The invention discloses a system and a method for analyzing network public sentiment based on DFA algorithm, comprising a data capturing layer, a data analyzing layer and a data analyzing layer, wherein the data capturing layer is used for capturing content of source data to be monitored according to a preset rule and sending the captured content to an original data storage layer; the original data storage layer is used for storing the received data and comprises a relational database and a distributed file system; the data analysis layer is used for carrying out data analysis on the data stored in the original data storage layer according to a preset DFA algorithm and sending an analysis result to the analysis result layer; the analysis result layer is used for storing the received analysis results; and a control layer and a front end display layer. The invention has clear and simple structure, can realize targeted monitoring according to the requirements of users, supports dynamic configuration by keywords and has high identification efficiency.

Description

Network public opinion analysis system and method based on DFA algorithm
Technical Field
The invention relates to a system and a method for network public opinion analysis based on a DFA algorithm, belonging to the technical field of data analysis.
Background
With the rapid popularization and application of computer information technology, more and more channels for information transmission are provided, the current popular network provides a free public opinion platform for vast netizens, the network public opinion can be quickly formed according to the thought and viewpoint of the netizens aiming at important current affairs at home and abroad, the generated huge influence causes the attention of related department mechanisms, and the problems existing in the network public opinion monitoring system are gradually shown.

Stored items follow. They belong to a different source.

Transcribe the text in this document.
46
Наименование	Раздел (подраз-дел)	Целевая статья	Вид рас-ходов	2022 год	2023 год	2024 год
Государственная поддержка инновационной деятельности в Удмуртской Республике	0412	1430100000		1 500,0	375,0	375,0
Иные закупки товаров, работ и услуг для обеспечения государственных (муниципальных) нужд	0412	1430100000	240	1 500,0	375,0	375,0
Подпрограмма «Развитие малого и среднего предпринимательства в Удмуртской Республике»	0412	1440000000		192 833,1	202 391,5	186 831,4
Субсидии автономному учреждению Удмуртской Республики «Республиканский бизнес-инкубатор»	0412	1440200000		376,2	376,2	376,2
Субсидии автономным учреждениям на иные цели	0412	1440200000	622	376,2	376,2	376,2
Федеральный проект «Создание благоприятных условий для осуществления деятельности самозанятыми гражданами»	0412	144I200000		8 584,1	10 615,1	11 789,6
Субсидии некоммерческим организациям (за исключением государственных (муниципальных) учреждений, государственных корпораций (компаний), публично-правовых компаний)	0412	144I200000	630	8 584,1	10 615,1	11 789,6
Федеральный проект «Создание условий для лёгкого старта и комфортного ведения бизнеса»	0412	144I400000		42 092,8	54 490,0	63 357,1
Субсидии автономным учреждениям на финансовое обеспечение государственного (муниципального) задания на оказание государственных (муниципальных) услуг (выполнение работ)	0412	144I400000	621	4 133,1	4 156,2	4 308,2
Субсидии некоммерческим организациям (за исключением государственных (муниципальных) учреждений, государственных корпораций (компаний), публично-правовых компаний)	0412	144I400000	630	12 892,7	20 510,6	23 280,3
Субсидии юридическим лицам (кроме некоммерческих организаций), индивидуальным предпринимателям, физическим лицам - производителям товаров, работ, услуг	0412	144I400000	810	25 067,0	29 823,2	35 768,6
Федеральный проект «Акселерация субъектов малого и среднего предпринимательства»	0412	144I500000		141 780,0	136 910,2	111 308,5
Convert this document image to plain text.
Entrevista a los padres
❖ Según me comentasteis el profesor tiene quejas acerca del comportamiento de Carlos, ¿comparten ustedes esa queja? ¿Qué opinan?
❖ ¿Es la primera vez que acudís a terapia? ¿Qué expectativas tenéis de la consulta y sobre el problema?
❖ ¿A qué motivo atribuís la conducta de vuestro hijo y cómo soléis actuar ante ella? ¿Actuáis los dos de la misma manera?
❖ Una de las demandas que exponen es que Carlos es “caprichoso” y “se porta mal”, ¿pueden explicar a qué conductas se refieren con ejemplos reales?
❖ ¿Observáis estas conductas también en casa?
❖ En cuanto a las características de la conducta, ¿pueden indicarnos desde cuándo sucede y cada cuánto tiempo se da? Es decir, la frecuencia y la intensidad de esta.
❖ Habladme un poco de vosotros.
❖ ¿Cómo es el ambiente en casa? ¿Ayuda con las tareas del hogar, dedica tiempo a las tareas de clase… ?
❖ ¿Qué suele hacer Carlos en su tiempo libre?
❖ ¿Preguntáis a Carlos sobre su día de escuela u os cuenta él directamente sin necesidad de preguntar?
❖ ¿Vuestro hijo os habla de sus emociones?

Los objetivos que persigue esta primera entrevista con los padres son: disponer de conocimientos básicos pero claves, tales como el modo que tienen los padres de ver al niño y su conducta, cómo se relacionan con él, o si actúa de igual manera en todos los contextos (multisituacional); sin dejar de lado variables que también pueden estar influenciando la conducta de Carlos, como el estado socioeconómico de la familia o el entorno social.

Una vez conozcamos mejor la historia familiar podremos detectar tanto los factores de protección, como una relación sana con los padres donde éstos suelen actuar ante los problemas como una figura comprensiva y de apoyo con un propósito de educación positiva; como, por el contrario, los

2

The public opinion monitoring means that a network monitoring system classifies and sorts various information on the internet, screens out hot topics and sensitive topic trend data, and visually displays the analyzed result in the modes of charts and the like so as to determine the change condition of the public opinion in a website.
The existing public opinion analysis systems are many, but most of them monitor and analyze the whole network, and in order to realize comprehensive monitoring, the architecture is relatively complex and not simple enough. For some targeted monitoring, such as only monitoring some local forums and some local websites, dynamic monitoring of local or local residents is achieved, and the existing public opinion analysis system is not suitable for the scene due to the fact that the structure is complex and not concise, and recognition efficiency is low. Therefore, there is an urgent need for a public opinion analysis system with a clear and concise structure and high recognition rate, which can be monitored in a targeted manner.
Disclosure of Invention
Aiming at the problems in the prior art, the invention provides a system and a method for network public opinion analysis based on a DFA algorithm, which have clear and concise architecture, can realize targeted monitoring according to the requirements of users, and have high identification efficiency and keyword support dynamic configuration.
In order to achieve the purpose, the invention adopts the following technical scheme: a network public opinion analysis system based on DFA algorithm includes:
the data capturing layer is used for capturing content of source data to be monitored according to a preset rule and sending the captured content to the original data storage layer;
the original data storage layer is used for storing the received data and comprises a relational database and a distributed file system;
the data analysis layer is used for carrying out data analysis on the data stored in the original data storage layer according to a preset DFA algorithm and sending an analysis result to the analysis result layer;
the analysis result layer is used for storing the received analysis results;
the control layer is used for controlling the access authority of the data warehouse and the related business functions of the analysis result layer;
the front-end display layer is used for displaying public opinion analysis results and providing API for calling and inquiring;
and data transmission is sequentially carried out among the data capturing layer, the original data storage layer, the data analysis layer, the analysis result layer and the front end display layer.
In the system for analyzing the network public sentiment based on the DFA algorithm, the source data comprises news, forum discussion posts, blog contents, microblogs and public number contents of all portal sites.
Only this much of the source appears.